The authors of the present study investigated whether HOXA9 gene aberrations attributed to high HOXA9 expression using the publicly available cBioPortal. HOXA9 gene amplification resulting in high HOXA9 expression was observed in 10/287 (3.5%) cases of stomach adenocarcinoma (36), 4/109 (3.7%) cases of pancreatic cancer (37) and 12/184 (6.5%) cases of esophageal cancer (TCGA provisional). However, HOXA9 gene amplification resulting in high HOXA9 expression was only detected in 1/212 (0.5%) cases in CRC (38). These findings indicated that gene amplification may not be involved in the increase of HOXA9 mRNA transcript levels in CRC. The underlying mechanism for the increase of HOXA9 mRNA in CRC tumors is yet to be elucidated. Notably, a similar upregulation of mRNA in human tumors has also been reported with other members of the HOX gene family (12,13,39). However, the main mechanism involved in this process also remains unknown (12,13,39).

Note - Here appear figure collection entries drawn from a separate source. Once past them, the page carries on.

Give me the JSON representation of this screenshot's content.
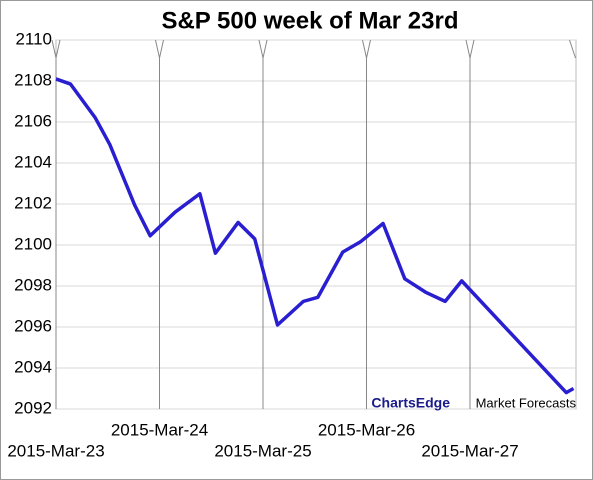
{
  "chart_data": {
    "type": "line",
    "title": "S&P 500 week of Mar 23rd",
    "x": [
      0,
      0.14,
      0.38,
      0.52,
      0.76,
      0.91,
      1.15,
      1.39,
      1.54,
      1.76,
      1.92,
      2.14,
      2.39,
      2.53,
      2.77,
      2.94,
      3.16,
      3.37,
      3.57,
      3.76,
      3.92,
      4.93,
      5.0
    ],
    "series": [
      {
        "name": "S&P 500",
        "color": "#2a1fd0",
        "values": [
          2108.1,
          2107.85,
          2106.2,
          2104.9,
          2101.95,
          2100.45,
          2101.6,
          2102.5,
          2099.6,
          2101.1,
          2100.3,
          2096.1,
          2097.25,
          2097.45,
          2099.65,
          2100.15,
          2101.05,
          2098.35,
          2097.7,
          2097.25,
          2098.25,
          2092.8,
          2093.0
        ]
      }
    ],
    "xlim": [
      0,
      5
    ],
    "xticks": [
      {
        "value": 0,
        "label": "2015-Mar-23"
      },
      {
        "value": 1,
        "label": "2015-Mar-24"
      },
      {
        "value": 2,
        "label": "2015-Mar-25"
      },
      {
        "value": 3,
        "label": "2015-Mar-26"
      },
      {
        "value": 4,
        "label": "2015-Mar-27"
      }
    ],
    "ylim": [
      2092,
      2110
    ],
    "yticks": [
      2092,
      2094,
      2096,
      2098,
      2100,
      2102,
      2104,
      2106,
      2108,
      2110
    ],
    "grid": true,
    "watermark": {
      "brand": "ChartsEdge",
      "text": "Market Forecasts"
    }
  }
}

The present study investigated HOXA9 protein expression in CRC tumor tissues and found that ~70% of patients with CRC exhibited positive staining for HOXA9. Furthermore, the increase in HOXA9 expression was significantly associated with positive lymph node metastasis in the present cohort. Consistent with the present results, a number of studies have demonstrated the involvement of HOX genes in lymph node metastasis (13,20,39). HOXC6 expression was upregulated in lymph node metastasis-positive oral squamous cell carcinoma compared with lymph node metastasis-negative oral squamous cell carcinoma (40). By contrast, HOXB7 expression was downregulated in breast cancer with lymph node metastasis compared with lymph node-negative breast cancer (41). Notably, no association between HOXA9 expression and patient survival was observed in the present cohort. This may be due to differences in tumor stage, as the population comprised primarily stage II and III patients.

In conclusion, to the best of our knowledge, this is the first study to report that HOXA9 expression is upregulated in CRC and is associated with lymph node metastasis. Additional studies are required to reveal the role of HOXA9 and its viability as a candidate therapeutic target or biomarker.